Though she is a hearingimpaired by birth, Mehra never let it become an impediment. She has a strong bond with her art teacher Vijaya Bagai, who understands her passion. They have a unique way of communicating.
"It took us many years to realise Radhika's passion. About four years ago we decided to look for a teacher who could hone her skills, and found Bagai," says Radhika's mother Priya Mehra.
"In painting, Radhika has found a window to showcase her true self," adds her mother, who left her job with a private company to assist her daughter in painting after she realized that she was drawn towards drawing and painting.
Mehra is presently studying in Shri Ram School, Gurgaon, and will complete Class 12 in 2012.
Mehra has had a flair for drawing and painting from a tender age. She loves colours and is inspired by nature to paint. Though her creative journey took a more concrete shape after she came in contact with Bagai. Under Bagai, she blossomed into an artist who loves to experiment in different medium.
"Radhika has done excellent work in watercolours, soft pastels and charcoal. Once in a while, she also tries her hand at oil on canvas," says Bagai.
Mehra is also an avid photographer and loves clicking nature and her surroundings and translating those images onto the canvas.
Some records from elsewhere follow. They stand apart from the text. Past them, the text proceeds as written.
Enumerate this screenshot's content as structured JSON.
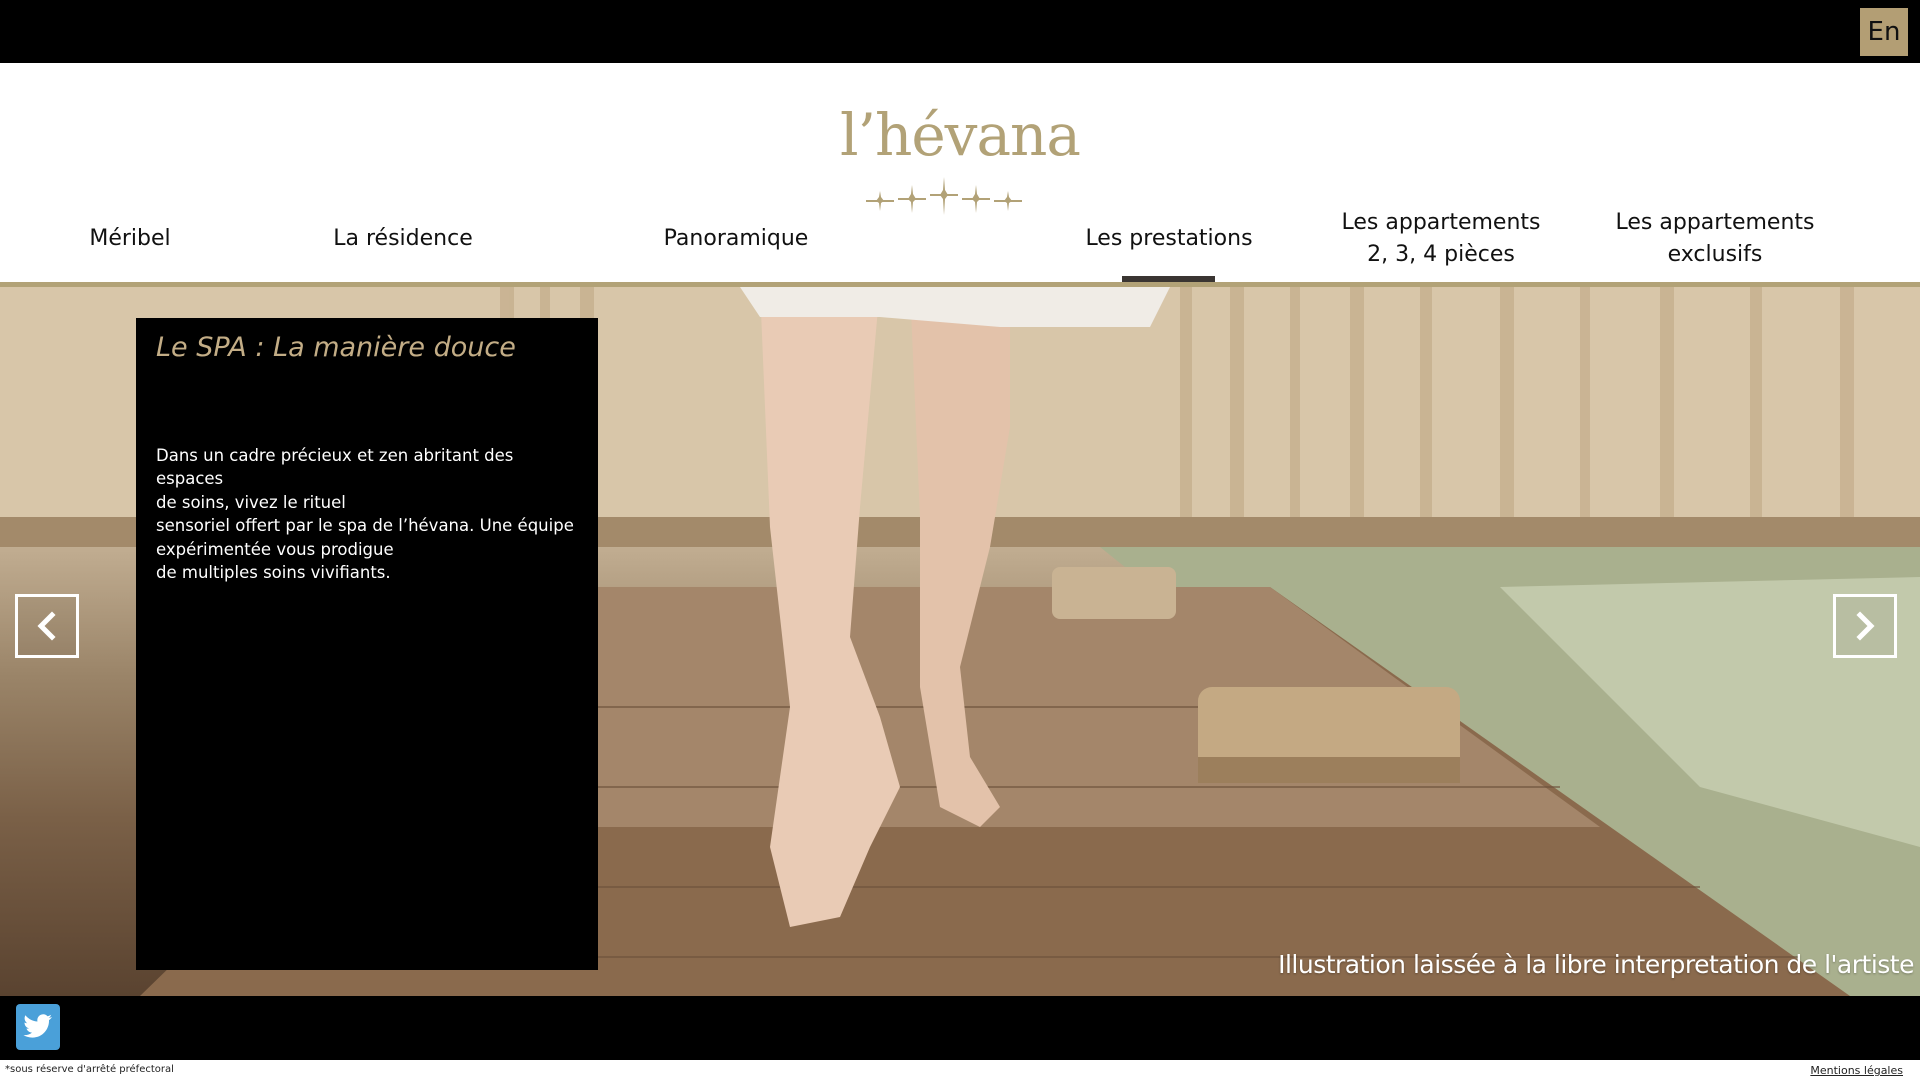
{
  "lang_switch": {
    "label": "En"
  },
  "logo": {
    "text": "l’hévana",
    "stars_icon": "five-stars-icon"
  },
  "nav": {
    "items": [
      {
        "label": "Méribel"
      },
      {
        "label": "La résidence"
      },
      {
        "label": "Panoramique"
      },
      {
        "label": "Les prestations",
        "active": true
      },
      {
        "label_lines": [
          "Les appartements",
          "2, 3, 4 pièces"
        ]
      },
      {
        "label_lines": [
          "Les appartements",
          "exclusifs"
        ]
      }
    ]
  },
  "panel": {
    "title": "Le SPA : La manière douce",
    "body_lines": [
      "Dans un cadre précieux et zen abritant des espaces",
      "de soins, vivez le rituel",
      "sensoriel offert par le spa de l’hévana. Une équipe",
      "expérimentée vous prodigue",
      "de multiples soins vivifiants."
    ]
  },
  "carousel": {
    "prev_icon": "chevron-left-icon",
    "next_icon": "chevron-right-icon"
  },
  "caption": "Illustration laissée à la libre interpretation de l'artiste",
  "footer": {
    "social_icon": "twitter-icon",
    "note": "*sous réserve d'arrêté préfectoral",
    "legal_link": "Mentions légales"
  },
  "colors": {
    "gold": "#b2a277",
    "black": "#000000",
    "twitter": "#4aa0d9"
  }
}
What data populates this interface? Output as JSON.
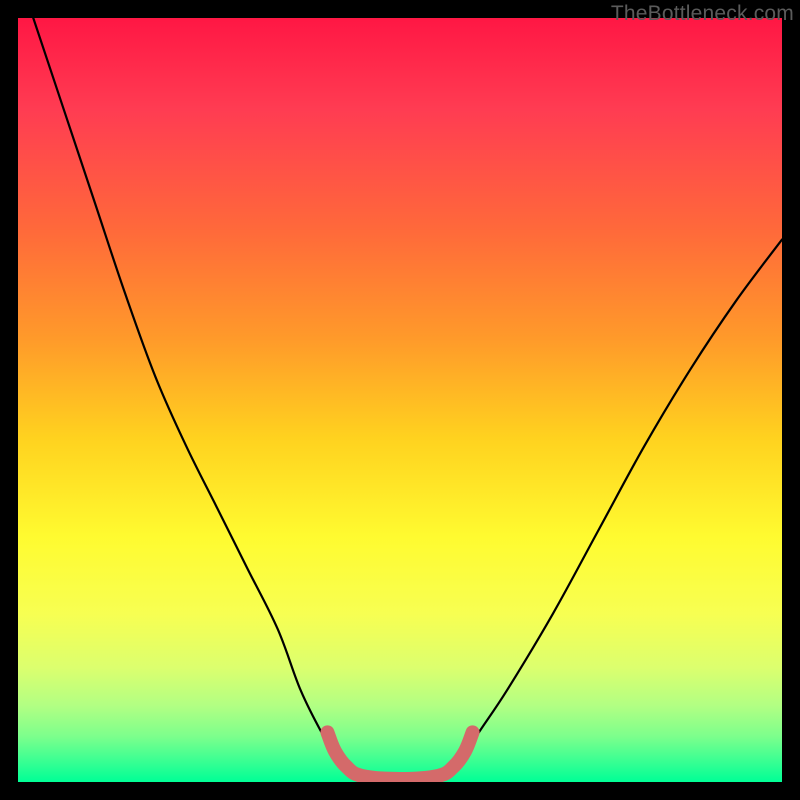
{
  "watermark": {
    "text": "TheBottleneck.com"
  },
  "chart_data": {
    "type": "line",
    "title": "",
    "xlabel": "",
    "ylabel": "",
    "x_range": [
      0,
      1
    ],
    "y_range": [
      0,
      100
    ],
    "series": [
      {
        "name": "bottleneck-curve",
        "x": [
          0.02,
          0.06,
          0.1,
          0.14,
          0.18,
          0.22,
          0.26,
          0.3,
          0.34,
          0.37,
          0.4,
          0.43,
          0.47,
          0.53,
          0.57,
          0.6,
          0.64,
          0.7,
          0.76,
          0.82,
          0.88,
          0.94,
          1.0
        ],
        "values": [
          100,
          88,
          76,
          64,
          53,
          44,
          36,
          28,
          20,
          12,
          6,
          1,
          0,
          0,
          1,
          6,
          12,
          22,
          33,
          44,
          54,
          63,
          71
        ]
      },
      {
        "name": "sweet-spot",
        "x": [
          0.405,
          0.415,
          0.43,
          0.45,
          0.5,
          0.55,
          0.57,
          0.585,
          0.595
        ],
        "values": [
          6.5,
          4.0,
          2.0,
          0.8,
          0.4,
          0.8,
          2.0,
          4.0,
          6.5
        ]
      }
    ],
    "gradient_stops": [
      {
        "pos": 0.0,
        "color": "#ff1744"
      },
      {
        "pos": 0.12,
        "color": "#ff3c52"
      },
      {
        "pos": 0.28,
        "color": "#ff6a3a"
      },
      {
        "pos": 0.42,
        "color": "#ff9a2a"
      },
      {
        "pos": 0.55,
        "color": "#ffd21f"
      },
      {
        "pos": 0.68,
        "color": "#fffb30"
      },
      {
        "pos": 0.78,
        "color": "#f7ff52"
      },
      {
        "pos": 0.85,
        "color": "#dcff6e"
      },
      {
        "pos": 0.9,
        "color": "#b2ff83"
      },
      {
        "pos": 0.94,
        "color": "#7dff8c"
      },
      {
        "pos": 0.97,
        "color": "#3fff92"
      },
      {
        "pos": 1.0,
        "color": "#00ff96"
      }
    ],
    "curve_color": "#000000",
    "sweet_spot_color": "#d46a6a"
  }
}
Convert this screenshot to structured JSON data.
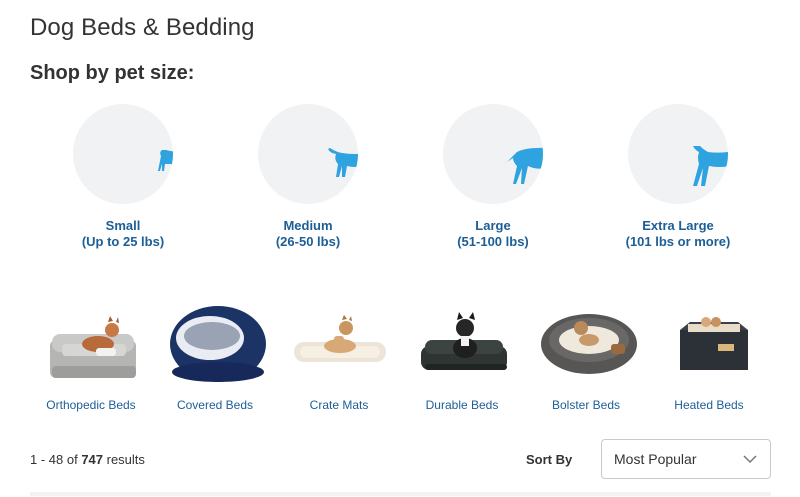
{
  "page": {
    "title": "Dog Beds & Bedding",
    "section_title": "Shop by pet size:"
  },
  "sizes": [
    {
      "name": "Small",
      "range": "(Up to 25 lbs)",
      "icon": "small-dog-icon"
    },
    {
      "name": "Medium",
      "range": "(26-50 lbs)",
      "icon": "medium-dog-icon"
    },
    {
      "name": "Large",
      "range": "(51-100 lbs)",
      "icon": "large-dog-icon"
    },
    {
      "name": "Extra Large",
      "range": "(101 lbs or more)",
      "icon": "extra-large-dog-icon"
    }
  ],
  "categories": [
    {
      "label": "Orthopedic Beds"
    },
    {
      "label": "Covered Beds"
    },
    {
      "label": "Crate Mats"
    },
    {
      "label": "Durable Beds"
    },
    {
      "label": "Bolster Beds"
    },
    {
      "label": "Heated Beds"
    }
  ],
  "results": {
    "prefix": "1 - 48 of ",
    "count": "747",
    "suffix": " results"
  },
  "sort": {
    "label": "Sort By",
    "selected": "Most Popular"
  },
  "colors": {
    "accent_blue": "#1c5e96",
    "icon_blue": "#2ea3df",
    "circle_bg": "#f1f2f4"
  }
}
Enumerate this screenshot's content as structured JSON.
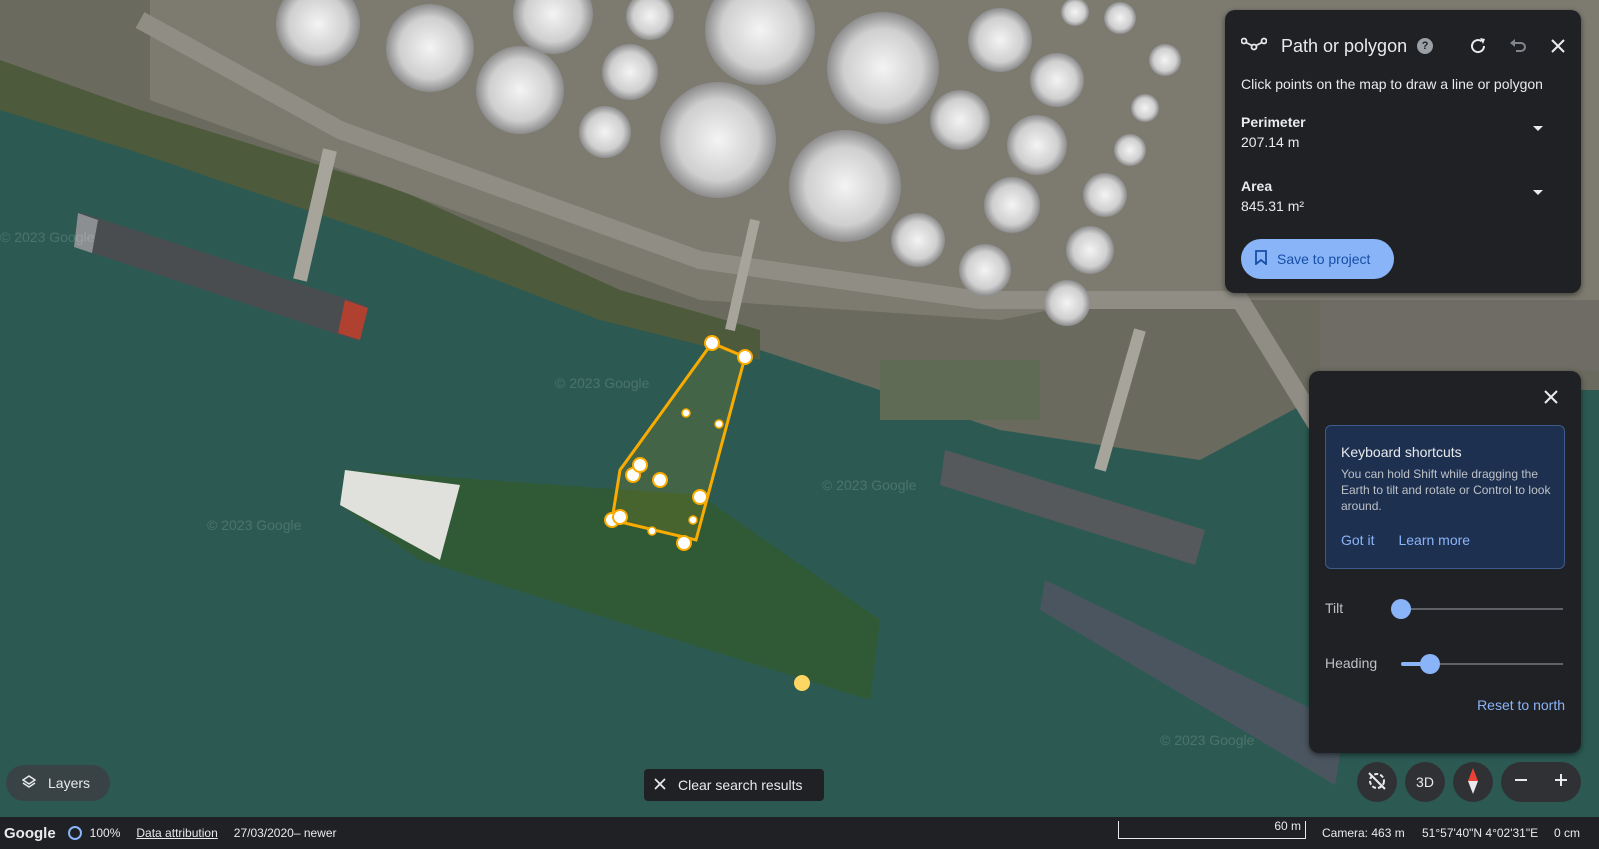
{
  "path_panel": {
    "title": "Path or polygon",
    "help_icon": "?",
    "instruction": "Click points on the map to draw a line or polygon",
    "perimeter_label": "Perimeter",
    "perimeter_value": "207.14 m",
    "area_label": "Area",
    "area_value": "845.31 m²",
    "save_label": "Save to project"
  },
  "navigation_panel": {
    "shortcuts_title": "Keyboard shortcuts",
    "shortcuts_text": "You can hold Shift while dragging the Earth to tilt and rotate or Control to look around.",
    "got_it": "Got it",
    "learn_more": "Learn more",
    "tilt_label": "Tilt",
    "tilt_level": 0.0,
    "heading_label": "Heading",
    "heading_level": 0.18,
    "reset_label": "Reset to north"
  },
  "controls": {
    "layers_label": "Layers",
    "clear_label": "Clear search results",
    "three_d_label": "3D"
  },
  "footer": {
    "logo": "Google",
    "loading_percent": "100%",
    "attribution": "Data attribution",
    "imagery_date": "27/03/2020– newer",
    "scale_label": "60 m",
    "camera": "Camera: 463 m",
    "coordinates": "51°57'40\"N 4°02'31\"E",
    "elevation": "0 cm"
  },
  "map": {
    "watermark": "© 2023 Google"
  },
  "colors": {
    "accent": "#8ab4f8",
    "polygon": "#f9ab00",
    "water": "#2c5a52",
    "panel": "#202124"
  }
}
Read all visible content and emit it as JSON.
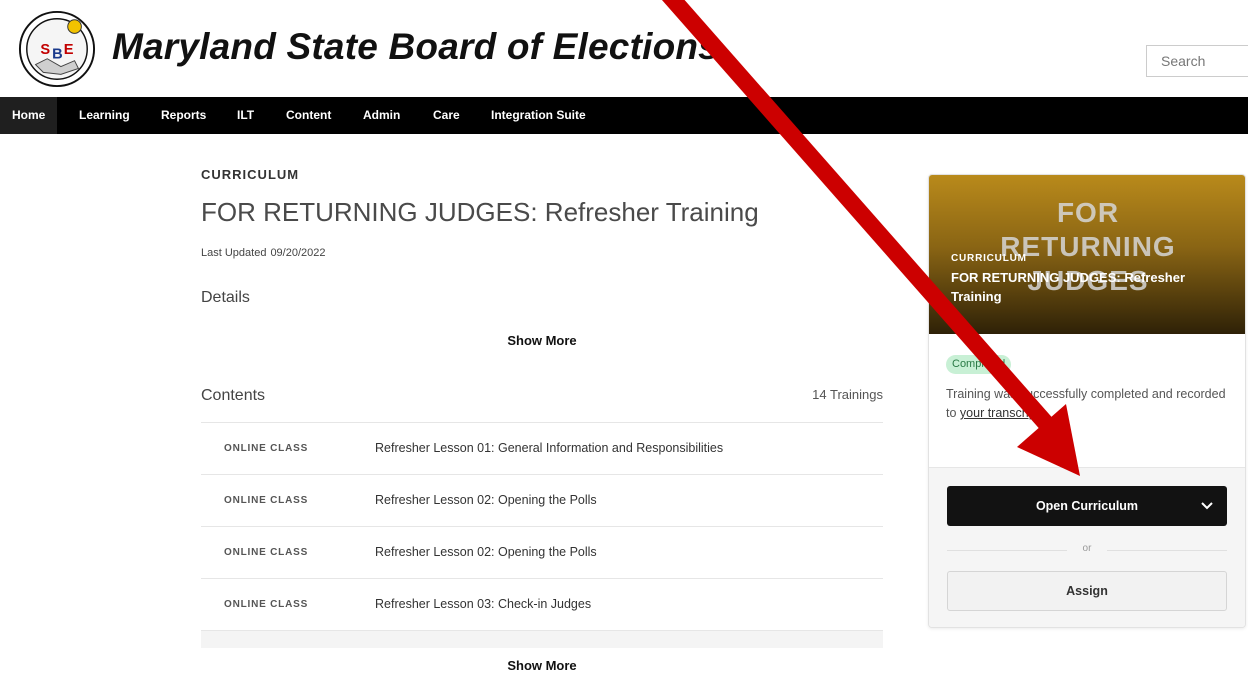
{
  "header": {
    "site_title": "Maryland State Board of Elections",
    "logo_text": "SBE",
    "search_placeholder": "Search"
  },
  "nav": {
    "items": [
      {
        "label": "Home",
        "active": true
      },
      {
        "label": "Learning"
      },
      {
        "label": "Reports"
      },
      {
        "label": "ILT"
      },
      {
        "label": "Content"
      },
      {
        "label": "Admin"
      },
      {
        "label": "Care"
      },
      {
        "label": "Integration Suite"
      }
    ]
  },
  "main": {
    "kicker": "CURRICULUM",
    "title": "FOR RETURNING JUDGES: Refresher Training",
    "updated_label": "Last Updated",
    "updated_date": "09/20/2022",
    "details_heading": "Details",
    "show_more_label": "Show More",
    "contents_heading": "Contents",
    "contents_count": "14 Trainings",
    "contents": [
      {
        "type": "ONLINE CLASS",
        "name": "Refresher Lesson 01: General Information and Responsibilities"
      },
      {
        "type": "ONLINE CLASS",
        "name": "Refresher Lesson 02: Opening the Polls"
      },
      {
        "type": "ONLINE CLASS",
        "name": "Refresher Lesson 02: Opening the Polls"
      },
      {
        "type": "ONLINE CLASS",
        "name": "Refresher Lesson 03: Check-in Judges"
      }
    ],
    "show_more_bottom_label": "Show More"
  },
  "card": {
    "thumbnail_lines": [
      "FOR",
      "RETURNING",
      "JUDGES"
    ],
    "kicker": "CURRICULUM",
    "title": "FOR RETURNING JUDGES: Refresher Training",
    "status_badge": "Completed",
    "status_text": "Training was successfully completed and recorded to",
    "status_link": "your transcript.",
    "open_button_label": "Open Curriculum",
    "or_label": "or",
    "assign_button_label": "Assign"
  },
  "colors": {
    "nav_bg": "#000000",
    "badge_bg": "#c8f0d5",
    "annotation_arrow": "#cc0000"
  }
}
Holding one of her art works, Nine Horses, in soft pastels and oil, Mehra says it is her best creation. Her execution of different expressions on each horse is remarkable, admits her art teacher, adding that another favourite of her works is Bani Thani, where she has let her imagination run riot.
"The picture is full of gentle mischief and makes one smile," says Bagai, who is hopeful that her upcoming exhibition at Epicentre will get a good response.
Mehra gets full support from her family. Her brother Varun is her best friend and also her critic. He points out her slightest error, which she happily rectifies to make her work better.
She also feels lucky to have parents who give her a lot of time and encouragement that has helped her evolve as a person and as an artist.